Nietanod · August 14, 2024, 5:57pm

I think that lazy evaluation is dangerous, or can lead to some misunderstanding, especialy when working on a loop.

The best way is alway the explicit, so the best (in my opinion) is to create copy of all the elements that can change.
Also, strings are not mutables, so why tagged strings should be mutables ?
The only purpose of tagged strings must be only a special display or a special creation.

ronaldoussoren · August 14, 2024, 7:33pm

There are good use cases for having lazy evaluation though, for example in logging where calculating the value can cause measurable overhead that’s wasteful when the value is not use (e.g. log.debug(f"big number is {2 ** 100 * 100}")).

Donatien Vachette:

ronaldoussoren:
items = []
for value in some_sequence:
    items.append(tag"value is {value}")
print(items)
The best way is alway the explicit, so the best (in my opinion) is to create copy of all the elements that can change.
Also, strings are not mutables, so why tagged strings should be mutables ?
The only purpose of tagged strings must be only a special display or a special creation.

Copying can be expensive, and would give different semantics than in the rest of the language. It is also far from clear what should be copied in the first place when the interpolation expression is more complex.

It is ~~turtles~~ tradeoffs all the way down . I haven’t formed an opinion yet on whether or not having lazy evaluation here is a good thing when all things are considered.

mikeshardmind · August 14, 2024, 8:28pm

From largest to least important detraction (subjective personal opinion):

I don’t see a good reason for laziness presented here and I think it would be a stronger proposal if laziness weren’t included in any way or if a lazy tag string was syntactically different. Without a kind of obvious separation, any time a developer sees a tag string, they need to go read the documentation for it to know if it’s going to behave how they expect or not. This will be true not just of the author but of reviewers and future maintainers as well.
I definitely don’t like the current part of the proposal where any function can act as a tag either, this is going to lead to local namespace pollution.
I don’t particularly like the syntax, I’d prefer something like t:[function name]"..."
The examples here look worse to me than existing solutions for the problems posed. In terms of DSLs specifically, I think PEP638 made a better case and proposed a better toolset.

jimbaker · August 14, 2024, 9:49pm

Thanks for the comments on our proposal. I’m going to respond specifically to comments by @erictraut , @godlygeek , @barry , and @ncoghlan , although I’m sure I’m missing some of this discussion, and see how we can improve this proposed PEP:

Tag functions are called with a TemplateConcrete object, which is builtin, with a runtime-checkable protocol Template provided from typing. Template provides args (as now) and source (original string passed into the tag string) as attributes. One nice thing about the source attribute is that it can be used as a memoization key, and of course requires no additional computation.

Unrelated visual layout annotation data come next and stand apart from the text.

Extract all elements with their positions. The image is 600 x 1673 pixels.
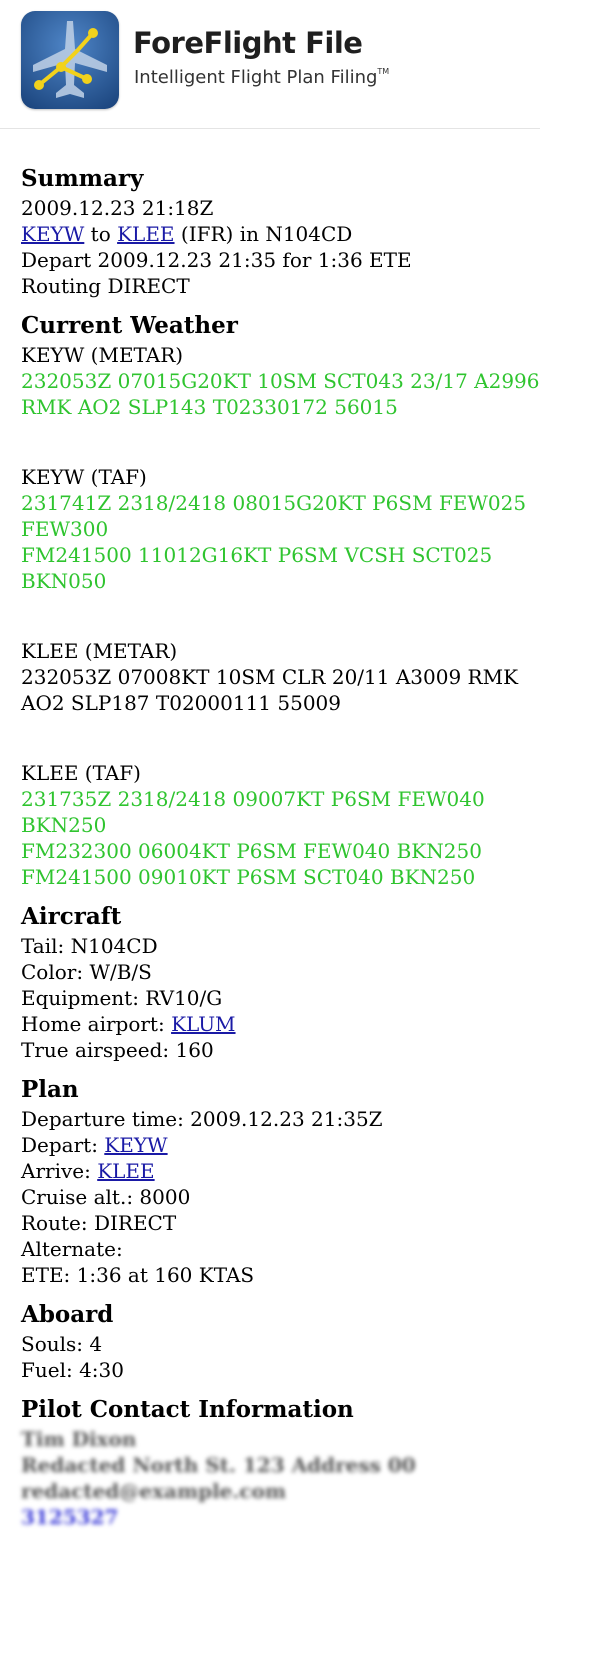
plan-cruise: Cruise alt.: 8000 — [21, 1185, 191, 1209]
aircraft-heading: Aircraft — [21, 903, 122, 930]
summary-heading: Summary — [21, 165, 144, 192]
plan-arrive-label: Arrive: — [21, 1159, 98, 1183]
weather-report-line: RMK AO2 SLP143 T02330172 56015 — [21, 395, 398, 419]
weather-report-line: 231735Z 2318/2418 09007KT P6SM FEW040 — [21, 787, 485, 811]
plan-route: Route: DIRECT — [21, 1211, 177, 1235]
aircraft-tail: Tail: N104CD — [21, 934, 158, 958]
aircraft-tas: True airspeed: 160 — [21, 1038, 214, 1062]
plan-heading: Plan — [21, 1076, 79, 1103]
weather-report-label: KEYW (METAR) — [21, 343, 184, 367]
plan-arrive — [21, 1158, 581, 1184]
pilot-name: Tim Dixon — [21, 1427, 137, 1451]
aircraft-home-airport — [21, 1011, 581, 1037]
home-airport-link[interactable]: KLUM — [171, 1012, 236, 1036]
destination-airport-link[interactable]: KLEE — [117, 222, 175, 246]
plan-departure-time: Departure time: 2009.12.23 21:35Z — [21, 1107, 383, 1131]
plan-depart-link[interactable]: KEYW — [104, 1133, 168, 1157]
plan-ete: ETE: 1:36 at 160 KTAS — [21, 1263, 255, 1287]
weather-report-line: BKN050 — [21, 569, 107, 593]
origin-airport-link[interactable]: KEYW — [21, 222, 85, 246]
home-airport-label: Home airport: — [21, 1012, 172, 1036]
weather-report-line: AO2 SLP187 T02000111 55009 — [21, 691, 342, 715]
weather-heading: Current Weather — [21, 312, 238, 339]
aboard-souls: Souls: 4 — [21, 1332, 103, 1356]
summary-timestamp: 2009.12.23 21:18Z — [21, 196, 214, 220]
aircraft-equipment: Equipment: RV10/G — [21, 986, 223, 1010]
plan-depart — [21, 1132, 581, 1158]
weather-report-label: KLEE (METAR) — [21, 639, 178, 663]
summary-route — [21, 221, 581, 247]
aboard-heading: Aboard — [21, 1301, 114, 1328]
weather-report-line: BKN250 — [21, 813, 107, 837]
summary-routing: Routing DIRECT — [21, 274, 190, 298]
app-header — [0, 0, 540, 129]
weather-report-line: FM241500 09010KT P6SM SCT040 BKN250 — [21, 865, 476, 889]
weather-report-line: FM232300 06004KT P6SM FEW040 BKN250 — [21, 839, 482, 863]
aboard-fuel: Fuel: 4:30 — [21, 1358, 124, 1382]
brand-subtitle — [134, 67, 389, 88]
summary-depart: Depart 2009.12.23 21:35 for 1:36 ETE — [21, 248, 412, 272]
trademark-mark: TM — [377, 67, 390, 76]
airplane-route-icon — [21, 11, 119, 109]
route-to-word: to — [84, 222, 118, 246]
brand-subtitle-text: Intelligent Flight Plan Filing — [134, 67, 378, 88]
weather-report-line: 232053Z 07015G20KT 10SM SCT043 23/17 A2996 — [21, 369, 540, 393]
pilot-email: redacted@example.com — [21, 1479, 287, 1503]
pilot-phone-link[interactable]: 3125327 — [21, 1505, 119, 1529]
weather-report-label: KLEE (TAF) — [21, 761, 141, 785]
brand-title: ForeFlight File — [133, 26, 363, 60]
weather-report-line: FEW300 — [21, 517, 109, 541]
pilot-address: Redacted North St. 123 Address 00 — [21, 1453, 416, 1477]
weather-report-label: KEYW (TAF) — [21, 465, 147, 489]
weather-report-line: FM241500 11012G16KT P6SM VCSH SCT025 — [21, 543, 493, 567]
weather-report-line: 232053Z 07008KT 10SM CLR 20/11 A3009 RMK — [21, 665, 519, 689]
flight-rules: (IFR) in N104CD — [174, 222, 353, 246]
weather-report-line: 231741Z 2318/2418 08015G20KT P6SM FEW025 — [21, 491, 527, 515]
plan-arrive-link[interactable]: KLEE — [97, 1159, 155, 1183]
plan-alternate: Alternate: — [21, 1237, 123, 1261]
aircraft-color: Color: W/B/S — [21, 960, 152, 984]
flight-plan-content — [21, 162, 581, 1530]
plan-depart-label: Depart: — [21, 1133, 105, 1157]
pilot-heading: Pilot Contact Information — [21, 1396, 354, 1423]
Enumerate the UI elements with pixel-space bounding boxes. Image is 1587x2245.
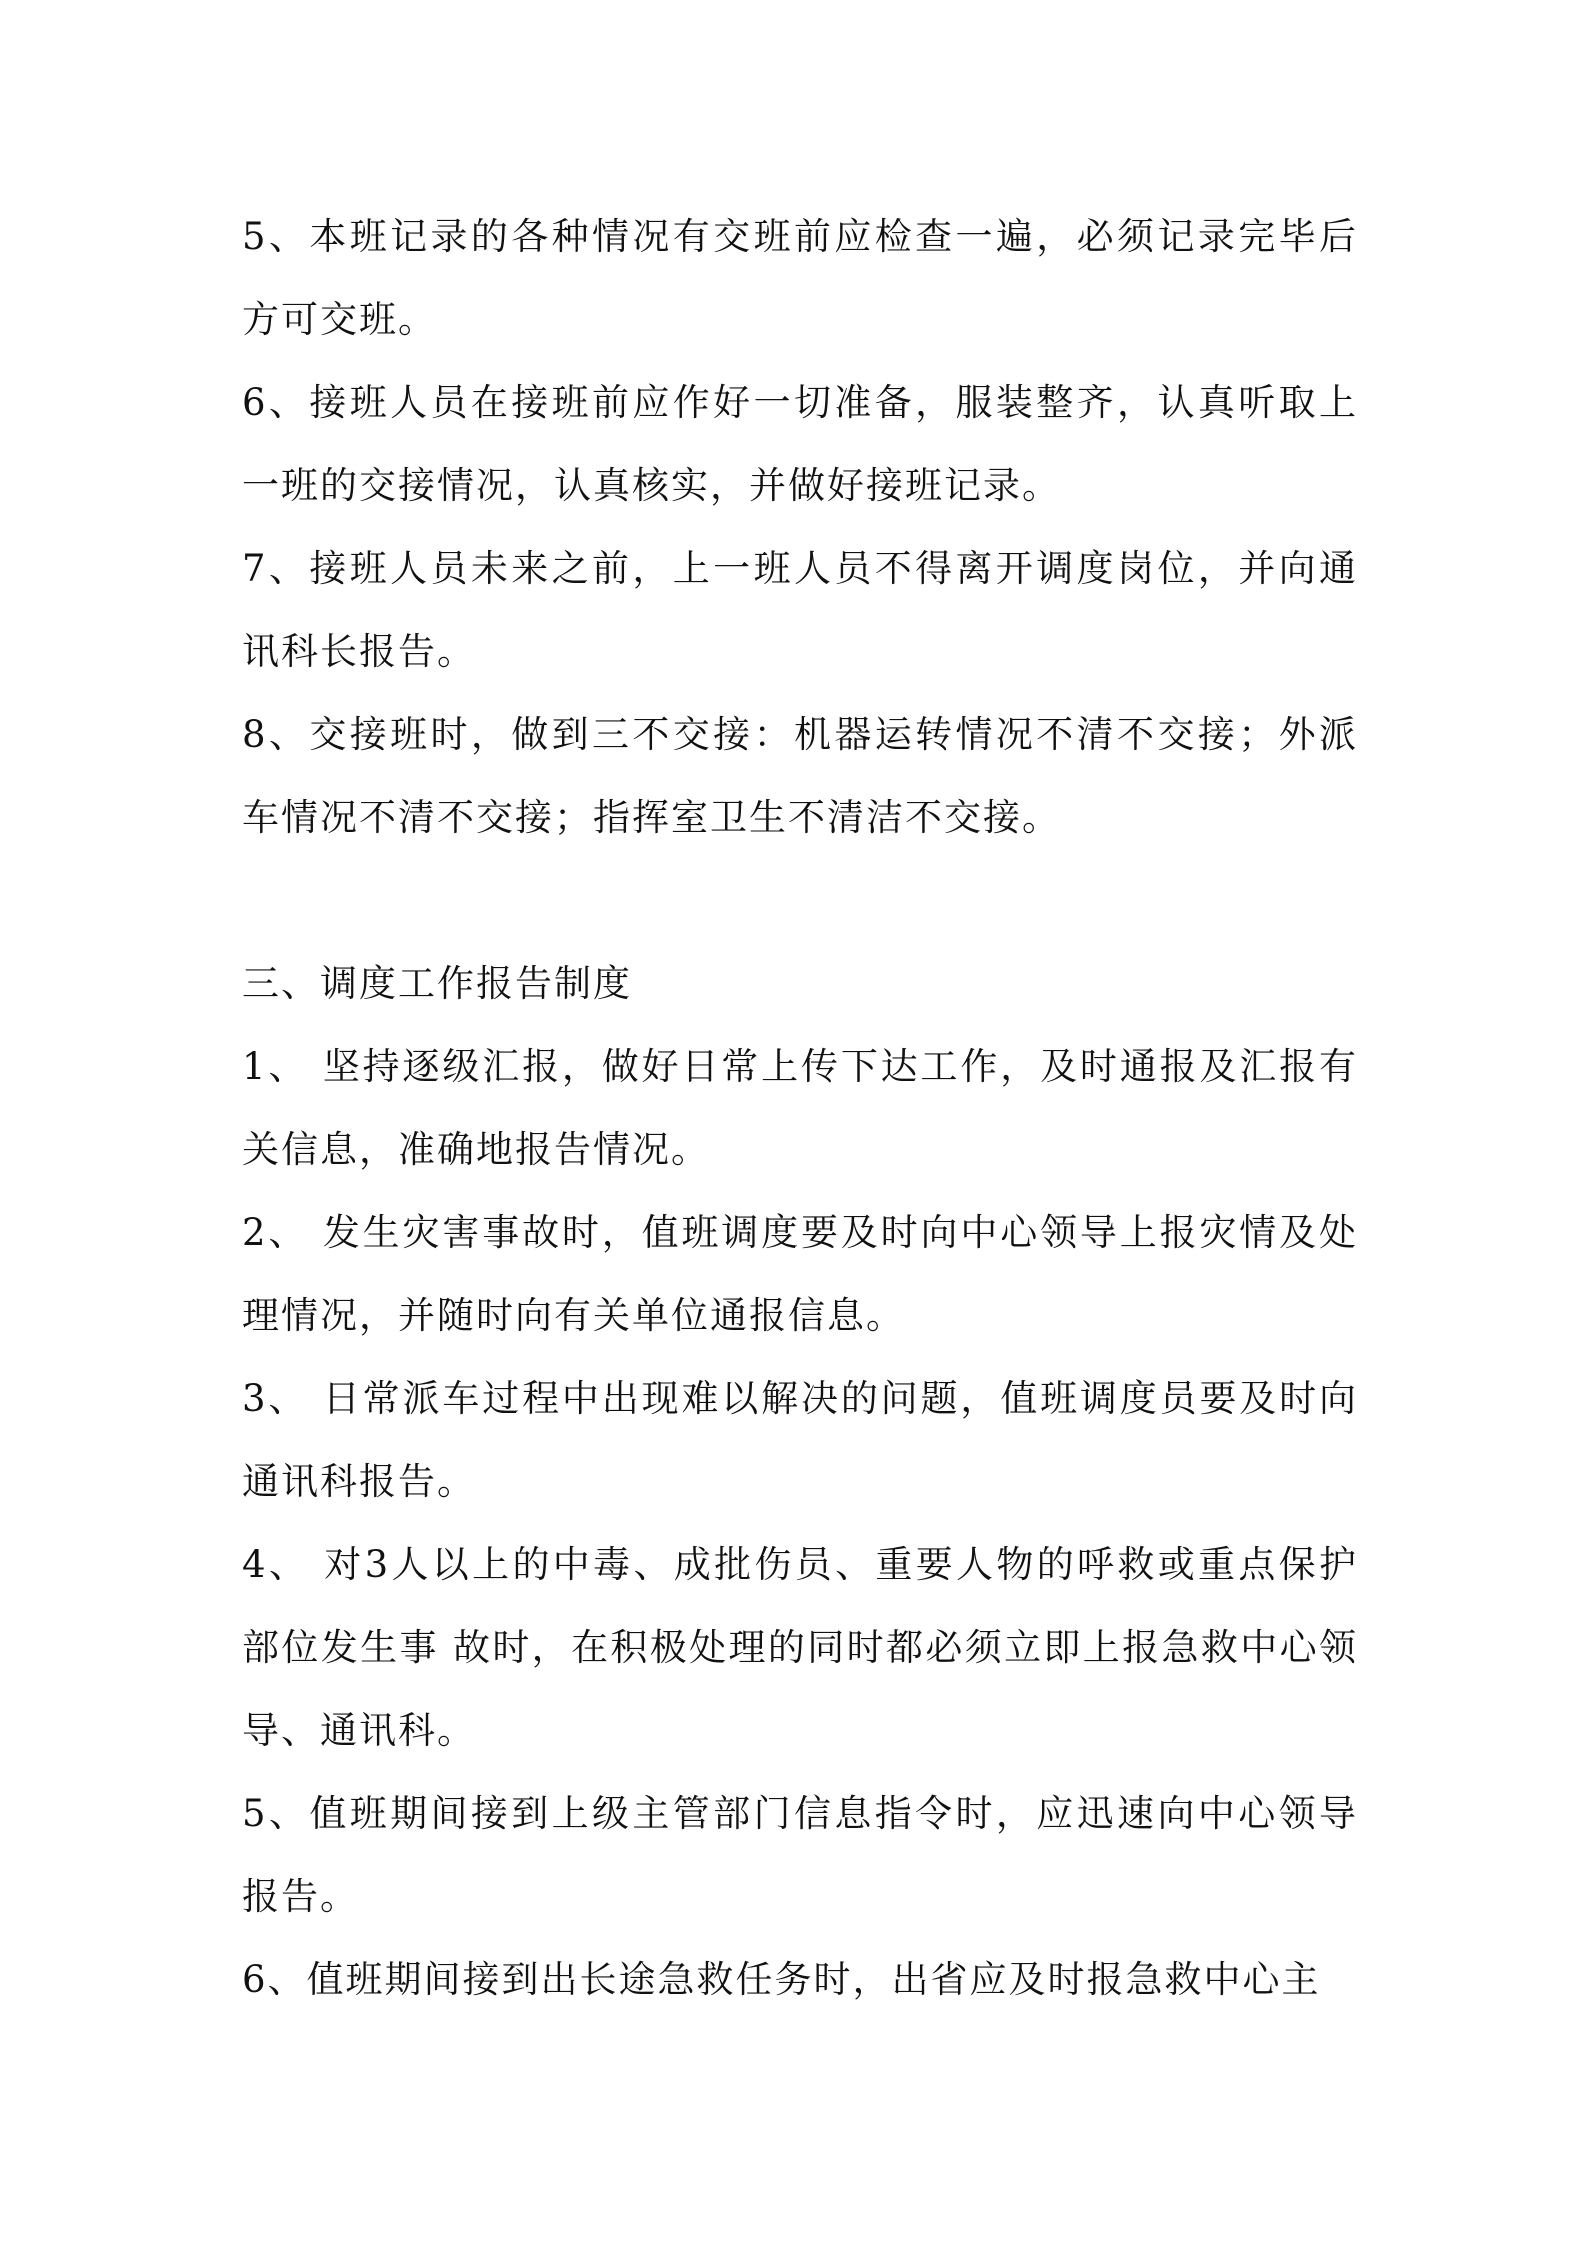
document-body <box>242 195 1358 2021</box>
paragraph-report-2: 2、 发生灾害事故时，值班调度要及时向中心领导上报灾情及处理情况，并随时向有关单位通报信息。 <box>242 1211 1358 1337</box>
paragraph-handover-7: 7、接班人员未来之前，上一班人员不得离开调度岗位，并向通讯科长报告。 <box>242 547 1358 673</box>
section-heading: 三、调度工作报告制度 <box>242 962 632 1005</box>
paragraph-report-6: 6、值班期间接到出长途急救任务时，出省应及时报急救中心主 <box>242 1958 1321 2001</box>
paragraph-handover-6: 6、接班人员在接班前应作好一切准备，服装整齐，认真听取上一班的交接情况，认真核实，并做好接班记录。 <box>242 381 1358 507</box>
paragraph-handover-8: 8、交接班时，做到三不交接：机器运转情况不清不交接；外派车情况不清不交接；指挥室卫生不清洁不交接。 <box>242 713 1358 839</box>
paragraph-report-5: 5、值班期间接到上级主管部门信息指令时，应迅速向中心领导报告。 <box>242 1792 1358 1918</box>
paragraph-report-4: 4、 对3人以上的中毒、成批伤员、重要人物的呼救或重点保护部位发生事 故时，在积极处理的同时都必须立即上报急救中心领导、通讯科。 <box>242 1543 1358 1752</box>
paragraph-handover-5: 5、本班记录的各种情况有交班前应检查一遍，必须记录完毕后方可交班。 <box>242 215 1358 341</box>
paragraph-report-1: 1、 坚持逐级汇报，做好日常上传下达工作，及时通报及汇报有关信息，准确地报告情况。 <box>242 1045 1358 1171</box>
paragraph-report-3: 3、 日常派车过程中出现难以解决的问题，值班调度员要及时向通讯科报告。 <box>242 1377 1358 1503</box>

Hopefully it can also be used for i18n purposes.
Tag functions can be decorated with @tag_evaluation('eager' | 'choice' | 'deferred'); use Literal for these choices; this decorator is available from typing. This decorator sets a dunder method, __tag_evaluation__. eager is the usual evaluation order, and the tag function guarantees it does this upon entry. 'choice' means that the tag function chooses which interpolations to evaluate, if any, in any order, before returning, but it does not retain the interpolation after it returns. deferred allows for the interpolations to be seen outside the scope of the tag function. Hopefully this decorator can support typing needs.
No short prefix names, however if dotted names are added, there’s no such restriction for a dotted name. So lazy.f is a valid tag name.
It might be desirable to have a t prefix, which simply returns a Template. I assume this will have eager evaluation semantics. (There are additional aspects discussed, but these seem to require additional enhancements to the interpolation syntax; that can be discussed separately.)